Assam is a state nestled away in India’s barely-geographically-connected northeast. Green, rainy, and a hotspot for tea plantations, Assam has its own language with its own script and distinctive syncretic culture influenced by Tibetan, Chinese, Austronesian cultures alongside the culture of the local Ahom people who centralized Assamese culture under their kingdom. This range of influences makes Assam particularly musically unique among Indian states.

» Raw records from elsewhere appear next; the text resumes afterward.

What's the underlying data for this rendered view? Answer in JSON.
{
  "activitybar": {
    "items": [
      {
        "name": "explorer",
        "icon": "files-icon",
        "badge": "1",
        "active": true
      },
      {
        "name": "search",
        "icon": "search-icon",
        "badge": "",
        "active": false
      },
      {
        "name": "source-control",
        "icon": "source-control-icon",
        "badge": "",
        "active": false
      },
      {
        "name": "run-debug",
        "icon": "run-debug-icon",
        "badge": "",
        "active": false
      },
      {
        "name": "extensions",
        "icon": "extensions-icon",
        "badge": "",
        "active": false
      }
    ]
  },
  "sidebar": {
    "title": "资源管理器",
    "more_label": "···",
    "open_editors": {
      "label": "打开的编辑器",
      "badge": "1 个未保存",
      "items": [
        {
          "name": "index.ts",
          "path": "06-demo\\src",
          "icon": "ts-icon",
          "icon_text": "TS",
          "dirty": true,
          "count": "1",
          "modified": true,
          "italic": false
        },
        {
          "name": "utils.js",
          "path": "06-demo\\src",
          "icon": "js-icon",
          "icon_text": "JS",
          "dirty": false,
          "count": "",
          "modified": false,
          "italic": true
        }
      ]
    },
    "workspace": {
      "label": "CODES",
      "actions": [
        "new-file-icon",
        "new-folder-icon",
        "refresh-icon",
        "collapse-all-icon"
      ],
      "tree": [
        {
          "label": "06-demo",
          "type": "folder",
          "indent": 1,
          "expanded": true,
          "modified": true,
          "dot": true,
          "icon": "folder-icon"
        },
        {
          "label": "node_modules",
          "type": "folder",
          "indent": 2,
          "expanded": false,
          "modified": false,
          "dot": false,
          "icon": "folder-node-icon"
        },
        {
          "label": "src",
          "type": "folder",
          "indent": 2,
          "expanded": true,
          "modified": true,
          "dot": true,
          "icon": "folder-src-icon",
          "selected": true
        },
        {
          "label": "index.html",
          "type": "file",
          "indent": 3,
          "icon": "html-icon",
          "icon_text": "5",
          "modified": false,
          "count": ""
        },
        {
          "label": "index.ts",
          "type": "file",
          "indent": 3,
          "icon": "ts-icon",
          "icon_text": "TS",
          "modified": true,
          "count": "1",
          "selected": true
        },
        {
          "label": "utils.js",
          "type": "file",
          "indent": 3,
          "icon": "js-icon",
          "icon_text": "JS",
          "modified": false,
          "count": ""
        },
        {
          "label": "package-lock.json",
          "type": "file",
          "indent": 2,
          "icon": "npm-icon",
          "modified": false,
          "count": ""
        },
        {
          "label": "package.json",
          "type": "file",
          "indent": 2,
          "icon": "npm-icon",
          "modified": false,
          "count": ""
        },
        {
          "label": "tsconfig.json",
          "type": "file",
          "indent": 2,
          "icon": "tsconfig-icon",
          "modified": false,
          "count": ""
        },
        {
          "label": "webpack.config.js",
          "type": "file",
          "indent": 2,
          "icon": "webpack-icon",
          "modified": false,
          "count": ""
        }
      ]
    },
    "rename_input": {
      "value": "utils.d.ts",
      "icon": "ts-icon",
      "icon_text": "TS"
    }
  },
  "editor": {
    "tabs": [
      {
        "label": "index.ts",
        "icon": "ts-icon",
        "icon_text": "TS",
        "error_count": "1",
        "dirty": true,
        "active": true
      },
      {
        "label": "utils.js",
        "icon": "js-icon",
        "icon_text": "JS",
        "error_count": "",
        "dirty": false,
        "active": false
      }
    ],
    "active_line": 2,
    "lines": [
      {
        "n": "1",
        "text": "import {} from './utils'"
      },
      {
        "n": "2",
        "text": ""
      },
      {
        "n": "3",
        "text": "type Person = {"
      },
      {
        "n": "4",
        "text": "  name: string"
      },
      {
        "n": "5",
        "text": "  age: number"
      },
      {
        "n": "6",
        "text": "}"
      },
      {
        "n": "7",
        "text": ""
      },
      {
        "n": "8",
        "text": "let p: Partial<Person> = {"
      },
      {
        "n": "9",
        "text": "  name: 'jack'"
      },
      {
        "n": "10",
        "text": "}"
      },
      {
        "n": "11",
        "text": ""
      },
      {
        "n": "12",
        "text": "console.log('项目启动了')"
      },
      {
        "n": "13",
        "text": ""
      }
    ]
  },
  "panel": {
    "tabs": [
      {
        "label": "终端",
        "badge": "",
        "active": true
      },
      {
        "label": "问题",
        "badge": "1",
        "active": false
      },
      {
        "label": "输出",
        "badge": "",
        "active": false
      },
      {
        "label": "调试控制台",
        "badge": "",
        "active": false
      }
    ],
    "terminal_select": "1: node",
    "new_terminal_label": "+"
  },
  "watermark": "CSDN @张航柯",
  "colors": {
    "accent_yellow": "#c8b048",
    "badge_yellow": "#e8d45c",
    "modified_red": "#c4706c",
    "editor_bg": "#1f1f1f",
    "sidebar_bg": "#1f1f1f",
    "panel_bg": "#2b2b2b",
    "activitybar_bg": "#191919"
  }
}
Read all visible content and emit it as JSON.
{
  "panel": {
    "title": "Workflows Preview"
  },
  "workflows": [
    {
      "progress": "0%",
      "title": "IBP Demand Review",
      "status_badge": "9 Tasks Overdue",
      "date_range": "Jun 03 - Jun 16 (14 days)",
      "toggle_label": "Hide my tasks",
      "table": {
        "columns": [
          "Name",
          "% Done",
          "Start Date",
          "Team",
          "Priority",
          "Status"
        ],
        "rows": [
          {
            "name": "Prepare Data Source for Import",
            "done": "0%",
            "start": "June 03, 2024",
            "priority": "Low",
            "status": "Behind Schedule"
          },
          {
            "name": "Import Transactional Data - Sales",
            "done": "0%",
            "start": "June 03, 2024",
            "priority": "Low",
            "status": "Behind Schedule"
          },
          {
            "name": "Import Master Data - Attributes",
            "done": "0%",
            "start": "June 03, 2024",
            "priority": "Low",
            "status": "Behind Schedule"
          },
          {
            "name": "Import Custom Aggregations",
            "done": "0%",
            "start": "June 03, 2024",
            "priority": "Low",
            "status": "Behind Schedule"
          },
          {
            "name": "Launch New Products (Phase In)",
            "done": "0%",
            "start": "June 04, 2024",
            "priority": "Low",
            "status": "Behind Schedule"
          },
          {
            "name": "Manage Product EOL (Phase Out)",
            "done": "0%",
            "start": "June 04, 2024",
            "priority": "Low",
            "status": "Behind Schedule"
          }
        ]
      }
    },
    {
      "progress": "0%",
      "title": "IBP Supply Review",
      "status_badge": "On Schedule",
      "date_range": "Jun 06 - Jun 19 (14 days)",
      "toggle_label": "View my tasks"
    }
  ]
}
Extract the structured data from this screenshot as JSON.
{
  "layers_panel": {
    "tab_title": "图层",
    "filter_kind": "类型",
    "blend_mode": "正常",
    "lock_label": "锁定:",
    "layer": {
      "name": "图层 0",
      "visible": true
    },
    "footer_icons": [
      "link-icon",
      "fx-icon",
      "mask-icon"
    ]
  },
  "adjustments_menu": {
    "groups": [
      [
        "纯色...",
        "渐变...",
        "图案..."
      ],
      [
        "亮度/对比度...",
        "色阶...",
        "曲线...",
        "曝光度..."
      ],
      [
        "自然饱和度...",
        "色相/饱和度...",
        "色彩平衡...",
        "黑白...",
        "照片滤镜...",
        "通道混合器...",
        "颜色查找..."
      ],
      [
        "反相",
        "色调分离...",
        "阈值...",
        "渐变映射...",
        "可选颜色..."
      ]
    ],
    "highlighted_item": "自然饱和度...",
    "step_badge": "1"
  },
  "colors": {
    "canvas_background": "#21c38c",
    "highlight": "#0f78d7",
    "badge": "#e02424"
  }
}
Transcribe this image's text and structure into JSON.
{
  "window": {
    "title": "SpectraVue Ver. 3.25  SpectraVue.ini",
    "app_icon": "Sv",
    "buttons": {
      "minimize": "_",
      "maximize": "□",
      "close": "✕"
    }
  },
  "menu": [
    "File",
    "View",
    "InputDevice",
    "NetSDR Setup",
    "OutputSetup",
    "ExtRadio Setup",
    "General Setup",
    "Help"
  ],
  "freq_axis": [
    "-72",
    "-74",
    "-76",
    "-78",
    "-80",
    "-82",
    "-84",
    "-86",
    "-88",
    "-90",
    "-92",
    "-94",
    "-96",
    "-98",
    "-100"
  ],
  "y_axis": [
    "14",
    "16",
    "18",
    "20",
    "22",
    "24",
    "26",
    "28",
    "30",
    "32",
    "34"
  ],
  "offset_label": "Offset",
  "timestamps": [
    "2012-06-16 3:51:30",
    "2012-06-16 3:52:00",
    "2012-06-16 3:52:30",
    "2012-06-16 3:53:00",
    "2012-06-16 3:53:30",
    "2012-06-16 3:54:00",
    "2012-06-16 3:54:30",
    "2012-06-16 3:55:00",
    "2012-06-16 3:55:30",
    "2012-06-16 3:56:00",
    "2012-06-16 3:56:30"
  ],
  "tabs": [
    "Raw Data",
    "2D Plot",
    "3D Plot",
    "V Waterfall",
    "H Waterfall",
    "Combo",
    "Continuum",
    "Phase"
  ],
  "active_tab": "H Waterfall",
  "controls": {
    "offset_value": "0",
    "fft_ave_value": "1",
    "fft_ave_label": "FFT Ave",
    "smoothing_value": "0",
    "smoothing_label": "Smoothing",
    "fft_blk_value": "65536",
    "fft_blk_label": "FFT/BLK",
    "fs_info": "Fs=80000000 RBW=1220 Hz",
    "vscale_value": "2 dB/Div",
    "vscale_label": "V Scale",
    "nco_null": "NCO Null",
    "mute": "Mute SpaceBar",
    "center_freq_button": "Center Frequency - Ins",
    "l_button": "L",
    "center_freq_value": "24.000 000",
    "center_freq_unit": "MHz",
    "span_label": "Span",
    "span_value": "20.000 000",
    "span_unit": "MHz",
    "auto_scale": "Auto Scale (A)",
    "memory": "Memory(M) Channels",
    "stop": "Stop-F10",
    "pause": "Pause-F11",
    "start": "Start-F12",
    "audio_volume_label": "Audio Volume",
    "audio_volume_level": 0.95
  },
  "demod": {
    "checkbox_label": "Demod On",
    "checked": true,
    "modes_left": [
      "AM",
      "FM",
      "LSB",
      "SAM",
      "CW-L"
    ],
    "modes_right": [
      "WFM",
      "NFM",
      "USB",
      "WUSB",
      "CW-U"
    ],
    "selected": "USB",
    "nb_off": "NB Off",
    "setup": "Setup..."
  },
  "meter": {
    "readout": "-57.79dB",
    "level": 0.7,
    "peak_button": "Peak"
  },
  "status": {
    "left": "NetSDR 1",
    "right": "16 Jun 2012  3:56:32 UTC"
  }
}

Assamese folk music is largely defined by its wide range of native instruments. Given its geographic isolation, a lot of its instruments are home-grown, with names I’ve never heard of. There’s the potently blaring buffalo-derived wind instrument pepa, the clicking toka, beautifully birdlike xutuli, the conveniently double-sided khol drum, lute-like tukari and dotora, and the long kali flute. This only scratches the surface of the Assamese instruments I came across. This wide range of instruments offers ample opportunity for different arrangements for various occasions, especially the uniquely Assamese festival of bihu. Another marker of Assamese folk music that differentiates it from the rest of India is its use of the pentatonic scale more common in East Asian musical traditions.
While today’s set of songs was a lovely experience, sometimes in researching these genres you set unrealistic expectations of what the music will sound like by knowing all the potential instruments ahead of time. The instrumentation used in these traditional songs is sparer than some of the range of fascinating instruments I read about. However, the synergy of the two vocalists featured is beautiful, and the pentatonic scale’s use is particularly notable. The album mostly sails on mellow moments. The songs match the setting of their titles well: for example, “Aji Baular Biha” translates to a wedding song and feels appropriately celebratory. Similar drum beats, hints of the xutuli and kali, and use of the lute-like local instruments dominate instrumentally, but occasionally more unfamiliar instruments pop in, such as the plasticky-sounding gogona subtly played on “Bahoba Agloi.” At the end of “Hari Hey Ahare”, there’s an energetic buildup that ends the album with a bang in contrast to the more plaintive ballads that dominate the A-side. While I feel that this was only a small cross-section into the instrumentally rich section, it’s a great place to start our journey into Indian music as a whole.